If Scala wants to succeed Java, it needs strong IDE support, and this includes automated refactorings. Although studies show that refactoring tools are underused, they still serve as a strong selling point to convince programmers to use an IDE (or even a whole language) over a simple text editor. Several Scala IDEs are under development, but all of them lack extensive support for refactoring.

I’ve worked on various projects implementing (Ruby, C++) and supervising (JavaScript, Groovy) refactoring tools. Taking advantage of these experiences, I believe that a sound refactoring engine can be built for Scala in due time.

Objectives

Scala should get an IDE independent facility to perform refactorings. This API can then be used by all IDEs and other tools to refactor Scala code – fostering collaboration to get truly great refactoring capabilities instead of several half-baked implementations from competing IDEs (as the situation with other languages – e.g. Ruby – is today).

The basis to create a successful tool is the code manipulation strategy, i.e. how the source is modified, and most important, how the changed source is obtained (formatting, comments, white-space). In the past, we at the Institute for Software experimented with different strategies but have yet to come up with a silver bullet. Therefore, the first focus of this project will be to analyze existing ways and to come up with a suitable code representation for this project. Additionally, Scala’s functional aspects (especially pattern matching) should lend itself ideally to the manipulation of tree-like data-structures.

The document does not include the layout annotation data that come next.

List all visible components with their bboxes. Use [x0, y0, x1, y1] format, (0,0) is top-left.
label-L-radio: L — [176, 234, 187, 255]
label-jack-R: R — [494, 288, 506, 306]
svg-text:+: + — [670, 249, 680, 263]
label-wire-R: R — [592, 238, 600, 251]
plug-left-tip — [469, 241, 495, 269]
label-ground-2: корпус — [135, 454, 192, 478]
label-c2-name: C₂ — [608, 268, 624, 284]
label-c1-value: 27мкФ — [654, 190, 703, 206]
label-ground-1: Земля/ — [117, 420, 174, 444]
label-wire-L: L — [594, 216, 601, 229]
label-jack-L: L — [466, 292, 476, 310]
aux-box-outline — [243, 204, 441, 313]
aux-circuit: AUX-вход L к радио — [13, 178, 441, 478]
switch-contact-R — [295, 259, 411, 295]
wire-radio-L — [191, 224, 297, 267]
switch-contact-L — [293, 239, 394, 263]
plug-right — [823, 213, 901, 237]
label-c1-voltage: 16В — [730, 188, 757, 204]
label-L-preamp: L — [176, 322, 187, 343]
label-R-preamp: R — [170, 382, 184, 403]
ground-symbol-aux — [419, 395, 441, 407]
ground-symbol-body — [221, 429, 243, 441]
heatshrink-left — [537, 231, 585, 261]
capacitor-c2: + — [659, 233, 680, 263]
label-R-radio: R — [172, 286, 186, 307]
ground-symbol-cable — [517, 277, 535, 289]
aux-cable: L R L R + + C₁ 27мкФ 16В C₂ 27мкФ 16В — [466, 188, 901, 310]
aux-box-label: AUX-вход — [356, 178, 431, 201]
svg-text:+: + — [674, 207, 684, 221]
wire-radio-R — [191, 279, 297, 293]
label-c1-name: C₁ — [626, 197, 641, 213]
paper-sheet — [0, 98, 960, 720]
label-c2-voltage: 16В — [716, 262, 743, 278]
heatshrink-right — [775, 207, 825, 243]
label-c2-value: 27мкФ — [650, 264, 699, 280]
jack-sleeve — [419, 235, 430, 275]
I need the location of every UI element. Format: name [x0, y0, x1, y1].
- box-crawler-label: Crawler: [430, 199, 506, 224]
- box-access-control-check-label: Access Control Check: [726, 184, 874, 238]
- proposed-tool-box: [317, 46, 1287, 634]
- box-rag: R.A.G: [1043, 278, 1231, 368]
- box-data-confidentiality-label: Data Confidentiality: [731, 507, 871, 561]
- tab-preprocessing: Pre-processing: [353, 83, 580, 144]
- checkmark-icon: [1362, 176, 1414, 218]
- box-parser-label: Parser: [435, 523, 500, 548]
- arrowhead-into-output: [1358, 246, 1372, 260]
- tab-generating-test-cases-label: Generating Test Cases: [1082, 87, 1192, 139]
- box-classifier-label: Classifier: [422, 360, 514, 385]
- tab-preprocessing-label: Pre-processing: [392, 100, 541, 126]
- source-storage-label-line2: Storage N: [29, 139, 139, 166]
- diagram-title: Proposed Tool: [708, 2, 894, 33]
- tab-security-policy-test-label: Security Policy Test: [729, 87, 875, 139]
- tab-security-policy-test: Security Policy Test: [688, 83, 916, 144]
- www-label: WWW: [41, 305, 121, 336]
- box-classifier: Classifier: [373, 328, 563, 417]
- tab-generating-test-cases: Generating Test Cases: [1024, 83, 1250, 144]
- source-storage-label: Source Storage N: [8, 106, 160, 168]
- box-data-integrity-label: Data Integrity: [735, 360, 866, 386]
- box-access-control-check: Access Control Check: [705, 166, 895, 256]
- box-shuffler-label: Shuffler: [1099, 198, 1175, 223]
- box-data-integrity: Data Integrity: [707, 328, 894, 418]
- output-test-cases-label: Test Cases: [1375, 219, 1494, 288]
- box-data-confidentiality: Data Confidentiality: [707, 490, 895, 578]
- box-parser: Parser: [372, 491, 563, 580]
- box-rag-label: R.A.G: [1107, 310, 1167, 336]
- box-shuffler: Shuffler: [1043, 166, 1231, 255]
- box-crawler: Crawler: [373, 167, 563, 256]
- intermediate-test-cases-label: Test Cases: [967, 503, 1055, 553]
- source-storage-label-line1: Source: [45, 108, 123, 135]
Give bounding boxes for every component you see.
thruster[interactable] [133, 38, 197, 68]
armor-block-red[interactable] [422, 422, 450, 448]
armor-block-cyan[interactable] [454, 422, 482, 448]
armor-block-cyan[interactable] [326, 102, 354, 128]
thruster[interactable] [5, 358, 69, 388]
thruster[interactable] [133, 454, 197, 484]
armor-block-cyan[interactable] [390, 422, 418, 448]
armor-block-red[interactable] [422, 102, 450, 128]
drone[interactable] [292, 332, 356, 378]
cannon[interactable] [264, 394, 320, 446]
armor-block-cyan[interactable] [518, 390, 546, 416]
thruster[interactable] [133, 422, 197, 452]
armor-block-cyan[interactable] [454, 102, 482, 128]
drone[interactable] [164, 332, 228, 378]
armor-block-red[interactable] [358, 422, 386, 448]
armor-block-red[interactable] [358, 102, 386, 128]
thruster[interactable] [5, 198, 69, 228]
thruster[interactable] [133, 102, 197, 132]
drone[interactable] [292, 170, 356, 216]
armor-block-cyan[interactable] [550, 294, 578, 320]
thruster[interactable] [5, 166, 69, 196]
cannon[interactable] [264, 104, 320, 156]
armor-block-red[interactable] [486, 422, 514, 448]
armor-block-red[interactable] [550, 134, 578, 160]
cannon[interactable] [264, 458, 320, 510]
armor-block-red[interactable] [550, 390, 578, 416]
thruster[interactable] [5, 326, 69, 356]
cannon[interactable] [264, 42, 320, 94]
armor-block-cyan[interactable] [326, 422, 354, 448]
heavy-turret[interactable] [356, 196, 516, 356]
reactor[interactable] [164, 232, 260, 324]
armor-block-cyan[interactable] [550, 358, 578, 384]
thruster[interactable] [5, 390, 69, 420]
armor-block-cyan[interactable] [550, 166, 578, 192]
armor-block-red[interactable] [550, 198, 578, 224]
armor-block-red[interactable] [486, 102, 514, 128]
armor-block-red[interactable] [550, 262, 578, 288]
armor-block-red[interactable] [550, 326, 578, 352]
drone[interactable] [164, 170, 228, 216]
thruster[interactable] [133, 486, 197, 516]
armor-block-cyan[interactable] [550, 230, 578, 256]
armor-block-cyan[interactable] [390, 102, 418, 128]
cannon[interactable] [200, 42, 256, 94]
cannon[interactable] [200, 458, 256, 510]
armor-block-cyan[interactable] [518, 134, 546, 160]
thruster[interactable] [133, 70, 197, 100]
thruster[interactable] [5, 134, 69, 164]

Finally, to make the implementation of refactorings easier, several granularities of abstractions will be needed. Basic building blocks to modify the source trees (e.g. ‘move x to y’, ‘rename x to y’, ‘create a new X at y’) can then be assembled to complete refactorings (“cursor position is x, rename all references to ‘y’”) and exposed together with – probably already existing – query-operations (‘what can be renamed’, ‘what is located at the current cursor position’) and feedback (warnings, errors) through the API. The result of such a refactoring operation will be a set of diffs the IDE can then apply and show to the user.

Vision

To my knowledge there exists no language that has IDE independent refactoring support, and the only people creating new refactorings are the developers of the IDE. If this project succeeds, Scala will have a simple API to manipulate its source code on which refactorings and other code manipulation tools (e.g. quick fixes, code generators) can be built by Scala programmers and not only IDE adepts.

Desired Results

An API to do refactoring together with an implementation and ideally two reference users in the form of automated tests and an Eclipse plug-in. Whether these goals are realistic will be determined during the project and adapted if necessary. A more detailed project plan will be developed in the first week of the project, as soon as the effort can be better estimated with regards to the available environment (e.g. the richness and suitability of the AST).

Now, what do you think? How important is automated refactoring support for you in choosing an IDE or a language?